Hi, I was actually making a rubik's cube solver and I have never used a stepper motor before and I was playing around with a 40 N-cm stepper motor( specifications attached) (I only need like 2.5 N-cm limiting torque) I bought it on eBay and it was specified as 12 volt (that would be 12/(2.5ohm)=4.8 amp) stepper motor on the eBay ad However the specification sheet says that it requires 3.25 volts only( that refers to 1.3 amp current).
So my questions are:
can a 1.3 amps enough to run the motor properly or do I need to use 12 volt power supply, also can an easy driver provide that amount of current.
If I have to use 3.25 volts, can I just use the 3.3 volt output from arduino?
I want the motor to gain maximum speed in short amount of time (as it need to rotate 90 or 180 degree and then stop). It works fine when I use delay of 200 microseconds at 3.3 volts and starts vibrating at lower delays, if I increase voltage to 12 volts, will it help me use shorter delays.
Can I decrease step size as it is 3600 with easydriver and I only need it to rotate 90 or 180 degrees. This way I won't have to worry about delays after each pulse.

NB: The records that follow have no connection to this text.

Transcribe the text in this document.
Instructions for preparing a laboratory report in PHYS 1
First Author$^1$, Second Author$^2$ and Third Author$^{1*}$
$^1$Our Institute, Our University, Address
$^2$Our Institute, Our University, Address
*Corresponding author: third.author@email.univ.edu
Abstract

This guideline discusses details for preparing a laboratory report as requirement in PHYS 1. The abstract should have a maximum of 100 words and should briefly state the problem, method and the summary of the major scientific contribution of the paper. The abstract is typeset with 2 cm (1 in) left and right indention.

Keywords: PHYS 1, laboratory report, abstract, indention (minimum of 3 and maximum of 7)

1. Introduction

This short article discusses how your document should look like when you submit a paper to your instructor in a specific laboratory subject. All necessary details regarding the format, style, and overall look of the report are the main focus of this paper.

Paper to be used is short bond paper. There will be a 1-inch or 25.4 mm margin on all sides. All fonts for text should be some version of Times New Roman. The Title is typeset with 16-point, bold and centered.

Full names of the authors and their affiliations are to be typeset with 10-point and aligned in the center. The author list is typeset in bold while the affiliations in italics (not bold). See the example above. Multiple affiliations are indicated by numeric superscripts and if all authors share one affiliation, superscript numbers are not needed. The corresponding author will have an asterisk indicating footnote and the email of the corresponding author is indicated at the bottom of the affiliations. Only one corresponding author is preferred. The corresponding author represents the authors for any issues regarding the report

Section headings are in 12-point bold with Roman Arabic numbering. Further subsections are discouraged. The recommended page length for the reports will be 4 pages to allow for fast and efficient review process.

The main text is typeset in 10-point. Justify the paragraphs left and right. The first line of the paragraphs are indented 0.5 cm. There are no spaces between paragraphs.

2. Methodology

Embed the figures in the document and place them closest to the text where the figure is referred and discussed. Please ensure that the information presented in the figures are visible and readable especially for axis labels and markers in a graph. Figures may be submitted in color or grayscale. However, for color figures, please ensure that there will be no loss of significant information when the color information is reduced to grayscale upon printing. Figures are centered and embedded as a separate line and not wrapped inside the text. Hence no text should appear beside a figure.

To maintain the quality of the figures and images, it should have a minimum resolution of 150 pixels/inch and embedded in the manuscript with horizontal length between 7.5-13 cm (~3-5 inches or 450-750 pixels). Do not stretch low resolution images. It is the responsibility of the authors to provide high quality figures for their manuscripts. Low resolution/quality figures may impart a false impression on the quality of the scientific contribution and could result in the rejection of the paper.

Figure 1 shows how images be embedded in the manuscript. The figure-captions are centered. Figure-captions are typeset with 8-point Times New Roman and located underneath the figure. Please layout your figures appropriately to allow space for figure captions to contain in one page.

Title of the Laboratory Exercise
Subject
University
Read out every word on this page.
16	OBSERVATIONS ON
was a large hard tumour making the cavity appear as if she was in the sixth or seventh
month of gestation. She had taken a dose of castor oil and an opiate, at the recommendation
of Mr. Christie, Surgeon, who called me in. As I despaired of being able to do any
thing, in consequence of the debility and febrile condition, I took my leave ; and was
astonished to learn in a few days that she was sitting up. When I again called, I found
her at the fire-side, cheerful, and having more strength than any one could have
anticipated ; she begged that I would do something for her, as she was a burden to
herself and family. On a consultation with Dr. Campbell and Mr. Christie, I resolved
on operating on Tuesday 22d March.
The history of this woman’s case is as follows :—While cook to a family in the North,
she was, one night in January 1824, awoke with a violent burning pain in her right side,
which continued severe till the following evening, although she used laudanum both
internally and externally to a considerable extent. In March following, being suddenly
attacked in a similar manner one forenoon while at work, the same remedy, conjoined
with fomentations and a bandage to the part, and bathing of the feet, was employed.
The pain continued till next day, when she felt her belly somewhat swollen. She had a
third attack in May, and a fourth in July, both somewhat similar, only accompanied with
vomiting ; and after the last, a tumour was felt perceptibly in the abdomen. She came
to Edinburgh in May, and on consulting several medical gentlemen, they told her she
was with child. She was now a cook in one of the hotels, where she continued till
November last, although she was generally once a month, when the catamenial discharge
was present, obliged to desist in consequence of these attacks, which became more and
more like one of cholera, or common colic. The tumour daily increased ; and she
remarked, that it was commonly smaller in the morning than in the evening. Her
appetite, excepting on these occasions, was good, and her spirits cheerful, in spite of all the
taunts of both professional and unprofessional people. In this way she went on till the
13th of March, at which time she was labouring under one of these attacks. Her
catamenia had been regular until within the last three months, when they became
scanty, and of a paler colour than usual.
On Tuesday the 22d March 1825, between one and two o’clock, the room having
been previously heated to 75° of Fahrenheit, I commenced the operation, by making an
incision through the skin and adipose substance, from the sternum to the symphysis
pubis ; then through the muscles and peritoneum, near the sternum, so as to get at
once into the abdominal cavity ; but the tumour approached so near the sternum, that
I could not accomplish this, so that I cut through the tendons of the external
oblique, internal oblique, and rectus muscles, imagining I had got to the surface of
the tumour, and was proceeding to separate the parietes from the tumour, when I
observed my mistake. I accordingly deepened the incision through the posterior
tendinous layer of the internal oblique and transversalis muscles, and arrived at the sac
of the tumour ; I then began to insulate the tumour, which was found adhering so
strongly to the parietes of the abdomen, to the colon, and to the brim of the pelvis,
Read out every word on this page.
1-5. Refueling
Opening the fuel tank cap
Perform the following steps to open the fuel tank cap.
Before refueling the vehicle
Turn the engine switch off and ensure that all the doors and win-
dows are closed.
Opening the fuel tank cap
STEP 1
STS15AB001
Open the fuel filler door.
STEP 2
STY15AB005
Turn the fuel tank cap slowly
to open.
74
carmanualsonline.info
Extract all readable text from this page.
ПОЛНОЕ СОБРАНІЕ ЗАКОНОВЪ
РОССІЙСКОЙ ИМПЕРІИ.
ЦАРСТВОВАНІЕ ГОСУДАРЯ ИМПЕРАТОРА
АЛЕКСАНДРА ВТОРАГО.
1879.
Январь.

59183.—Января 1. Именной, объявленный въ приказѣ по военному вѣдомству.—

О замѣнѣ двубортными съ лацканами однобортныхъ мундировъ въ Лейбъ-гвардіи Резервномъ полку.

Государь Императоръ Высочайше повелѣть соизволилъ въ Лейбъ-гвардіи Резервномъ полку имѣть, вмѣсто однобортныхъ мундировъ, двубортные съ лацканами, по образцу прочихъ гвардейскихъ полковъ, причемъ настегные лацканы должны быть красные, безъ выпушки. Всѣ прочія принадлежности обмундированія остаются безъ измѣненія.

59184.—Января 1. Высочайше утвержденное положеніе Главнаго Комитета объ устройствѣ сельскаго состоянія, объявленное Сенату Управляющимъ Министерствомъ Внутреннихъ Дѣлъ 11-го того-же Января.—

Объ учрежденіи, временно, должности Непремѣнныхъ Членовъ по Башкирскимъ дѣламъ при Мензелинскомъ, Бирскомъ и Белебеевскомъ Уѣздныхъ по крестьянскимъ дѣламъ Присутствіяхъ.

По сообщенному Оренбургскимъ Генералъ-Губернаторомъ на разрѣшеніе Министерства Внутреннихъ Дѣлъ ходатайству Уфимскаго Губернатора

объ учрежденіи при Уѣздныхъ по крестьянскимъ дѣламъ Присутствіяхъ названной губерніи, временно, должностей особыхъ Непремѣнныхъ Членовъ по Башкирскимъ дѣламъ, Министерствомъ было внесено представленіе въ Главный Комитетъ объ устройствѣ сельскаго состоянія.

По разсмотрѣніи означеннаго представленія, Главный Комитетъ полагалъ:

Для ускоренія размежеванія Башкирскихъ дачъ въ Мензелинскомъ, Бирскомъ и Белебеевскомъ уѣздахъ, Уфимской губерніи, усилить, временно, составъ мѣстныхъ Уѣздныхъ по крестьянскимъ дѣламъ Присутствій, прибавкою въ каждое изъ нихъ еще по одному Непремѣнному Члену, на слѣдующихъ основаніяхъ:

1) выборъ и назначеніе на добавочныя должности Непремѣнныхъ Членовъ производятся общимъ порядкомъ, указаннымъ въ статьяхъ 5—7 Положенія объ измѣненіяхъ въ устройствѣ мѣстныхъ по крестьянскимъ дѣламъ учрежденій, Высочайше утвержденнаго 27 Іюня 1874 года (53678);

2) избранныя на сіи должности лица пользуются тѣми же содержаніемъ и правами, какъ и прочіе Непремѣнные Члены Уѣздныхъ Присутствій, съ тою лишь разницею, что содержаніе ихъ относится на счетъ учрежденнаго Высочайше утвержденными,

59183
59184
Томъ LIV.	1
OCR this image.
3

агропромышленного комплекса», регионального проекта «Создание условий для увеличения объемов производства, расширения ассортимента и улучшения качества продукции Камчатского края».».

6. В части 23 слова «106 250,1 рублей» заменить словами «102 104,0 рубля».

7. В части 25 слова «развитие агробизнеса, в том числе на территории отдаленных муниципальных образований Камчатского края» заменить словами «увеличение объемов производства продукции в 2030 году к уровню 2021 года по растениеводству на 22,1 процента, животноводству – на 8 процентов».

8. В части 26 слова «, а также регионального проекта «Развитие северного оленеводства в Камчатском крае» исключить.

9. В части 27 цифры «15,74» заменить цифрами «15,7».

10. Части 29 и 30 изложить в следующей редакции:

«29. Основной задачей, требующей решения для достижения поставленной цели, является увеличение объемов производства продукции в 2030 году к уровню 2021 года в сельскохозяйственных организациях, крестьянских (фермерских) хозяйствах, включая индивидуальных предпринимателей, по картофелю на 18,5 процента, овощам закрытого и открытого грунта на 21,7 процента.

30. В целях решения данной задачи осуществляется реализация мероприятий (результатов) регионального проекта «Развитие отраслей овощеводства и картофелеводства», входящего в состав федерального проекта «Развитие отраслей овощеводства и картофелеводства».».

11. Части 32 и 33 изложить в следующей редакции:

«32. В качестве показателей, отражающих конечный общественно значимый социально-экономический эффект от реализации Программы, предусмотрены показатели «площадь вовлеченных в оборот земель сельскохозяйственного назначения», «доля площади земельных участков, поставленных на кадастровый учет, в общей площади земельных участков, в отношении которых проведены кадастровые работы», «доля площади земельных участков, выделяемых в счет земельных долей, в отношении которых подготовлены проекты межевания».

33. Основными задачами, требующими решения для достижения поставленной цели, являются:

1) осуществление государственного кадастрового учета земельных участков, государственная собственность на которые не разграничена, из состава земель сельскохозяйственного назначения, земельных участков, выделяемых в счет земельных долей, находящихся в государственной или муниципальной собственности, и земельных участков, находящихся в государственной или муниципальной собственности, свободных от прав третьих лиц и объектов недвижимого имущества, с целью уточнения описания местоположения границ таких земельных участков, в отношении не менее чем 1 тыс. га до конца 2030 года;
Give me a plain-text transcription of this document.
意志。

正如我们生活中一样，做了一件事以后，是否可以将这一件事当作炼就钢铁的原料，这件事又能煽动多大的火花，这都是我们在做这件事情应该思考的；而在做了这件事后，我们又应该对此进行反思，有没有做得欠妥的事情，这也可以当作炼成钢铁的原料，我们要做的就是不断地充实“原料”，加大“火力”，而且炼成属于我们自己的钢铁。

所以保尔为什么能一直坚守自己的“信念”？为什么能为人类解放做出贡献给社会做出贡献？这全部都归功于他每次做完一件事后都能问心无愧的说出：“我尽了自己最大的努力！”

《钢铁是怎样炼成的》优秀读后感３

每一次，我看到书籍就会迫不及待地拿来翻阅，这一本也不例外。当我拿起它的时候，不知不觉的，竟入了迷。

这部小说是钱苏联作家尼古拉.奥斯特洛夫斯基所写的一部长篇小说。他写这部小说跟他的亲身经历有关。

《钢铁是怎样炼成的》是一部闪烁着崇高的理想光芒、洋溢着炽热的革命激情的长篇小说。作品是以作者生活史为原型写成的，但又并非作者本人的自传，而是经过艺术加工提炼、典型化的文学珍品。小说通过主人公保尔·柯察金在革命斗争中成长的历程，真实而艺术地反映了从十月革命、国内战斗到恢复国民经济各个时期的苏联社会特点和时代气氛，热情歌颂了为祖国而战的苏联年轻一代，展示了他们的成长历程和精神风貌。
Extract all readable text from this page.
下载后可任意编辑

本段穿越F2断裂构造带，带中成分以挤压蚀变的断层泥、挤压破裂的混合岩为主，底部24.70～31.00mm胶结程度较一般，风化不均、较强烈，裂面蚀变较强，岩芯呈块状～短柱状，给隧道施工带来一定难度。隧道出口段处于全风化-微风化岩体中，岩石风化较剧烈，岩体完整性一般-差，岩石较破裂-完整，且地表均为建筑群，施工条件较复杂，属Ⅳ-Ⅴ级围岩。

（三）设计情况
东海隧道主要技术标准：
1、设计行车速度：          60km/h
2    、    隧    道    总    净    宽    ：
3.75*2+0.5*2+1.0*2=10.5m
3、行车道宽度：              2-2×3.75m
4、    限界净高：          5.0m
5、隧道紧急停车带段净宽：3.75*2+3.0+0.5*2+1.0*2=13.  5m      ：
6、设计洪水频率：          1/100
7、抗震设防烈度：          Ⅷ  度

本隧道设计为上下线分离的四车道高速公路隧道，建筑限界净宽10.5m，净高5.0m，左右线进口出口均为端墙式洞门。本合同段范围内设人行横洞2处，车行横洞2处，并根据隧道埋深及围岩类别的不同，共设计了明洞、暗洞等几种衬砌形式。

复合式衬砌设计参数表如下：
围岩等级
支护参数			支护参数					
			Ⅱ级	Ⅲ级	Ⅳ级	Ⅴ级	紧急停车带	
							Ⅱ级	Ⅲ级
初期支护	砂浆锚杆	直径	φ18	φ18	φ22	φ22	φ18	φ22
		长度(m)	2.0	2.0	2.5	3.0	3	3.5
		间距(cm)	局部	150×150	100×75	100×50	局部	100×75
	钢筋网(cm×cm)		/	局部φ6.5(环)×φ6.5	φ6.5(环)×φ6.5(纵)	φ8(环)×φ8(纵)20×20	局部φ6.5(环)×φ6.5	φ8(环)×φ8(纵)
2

When you are considering a product (such as an Easydriver) you need to read the specifications. The Easydriver has a max current of 750mA IIRC. The BigEasydriver (with the A4988 driver chip) can handle up to 2A in theory so it should be suitable for your 1.3A motor.
Stepper motors work best with high voltages. I would consider 12v the minimum for that motor. You can adjust the maximum current on the driver board to a lower level than 1.3A if you want to reduce the max torque - but you will need to experiment to see how effective that is.
The stepper driver board will also have upper and lower voltage limits that must be complied with.
Have a look at the examples in this Simple Stepper Code - the second example does not use delay().
jaskiratubhi:
Hi, I was actually making a rubik's cube solver and I have never used a stepper motor before and I was playing around with a 40 N-cm stepper motor( specifications attached) (I only need like 2.5 N-cm limiting torque) I bought it on eBay and it was specified as 12 volt (that would be 12/(2.5ohm)=4.8 amp) stepper motor on the eBay ad However the specification sheet says that it requires 3.25 volts only( that refers to 1.3 amp current).
Stepper motors like this don't have a voltage rating, they are current driven. This kind of motor
might be run from a 48V supply and a chopper driver circuit, in order to get good top speed.
Its a 1.3A, 2.5ohm bipolar stepper with 5mH of winding inductance - those low resistance and
inductance values mean a fast motor. The back-EMF when the motor spins can be much larger than
the norminal 3.2V across the winding when stationary.
So my questions are:
can a 1.3 amps enough to run the motor properly or do I need to use 12 volt power supply, also can an easy driver provide that amount of current.
It needs a current driver of 1.3A for maximum performance. Voltage depends on the top speed you
want. (And this can be a matter of some experimentation, beware). Try 12V, if you need more speed
go to 24V, etc etc.
If I have to use 3.25 volts, can I just use the 3.3 volt output from arduino?
Absolutely not. See above and note the 1.3A per winding rating - the Arduino 3.3 supply is
completely unable to provide that level of current and you should not be powering a motor
from a logic supply.
I want the motor to gain maximum speed in short amount of time (as it need to rotate 90 or 180 degree and then stop). It works fine when I use delay of 200 microseconds at 3.3 volts and starts vibrating at lower delays, if I increase voltage to 12 volts, will it help me use shorter delays.
You have to ramp the speed, as in the AccelStepper library to get anywhere near top speed.
Can I decrease step size as it is 3600 with easydriver and I only need it to rotate 90 or 180 degrees. This way I won't have to worry about delays after each pulse.
In the terminology you are asking whether to use microsteps, and yes you should, try 8x or 16x initially
and see what gives the smoothest performance. Full stepping generates lots of vibaration and causes
mis-stepping much more readily.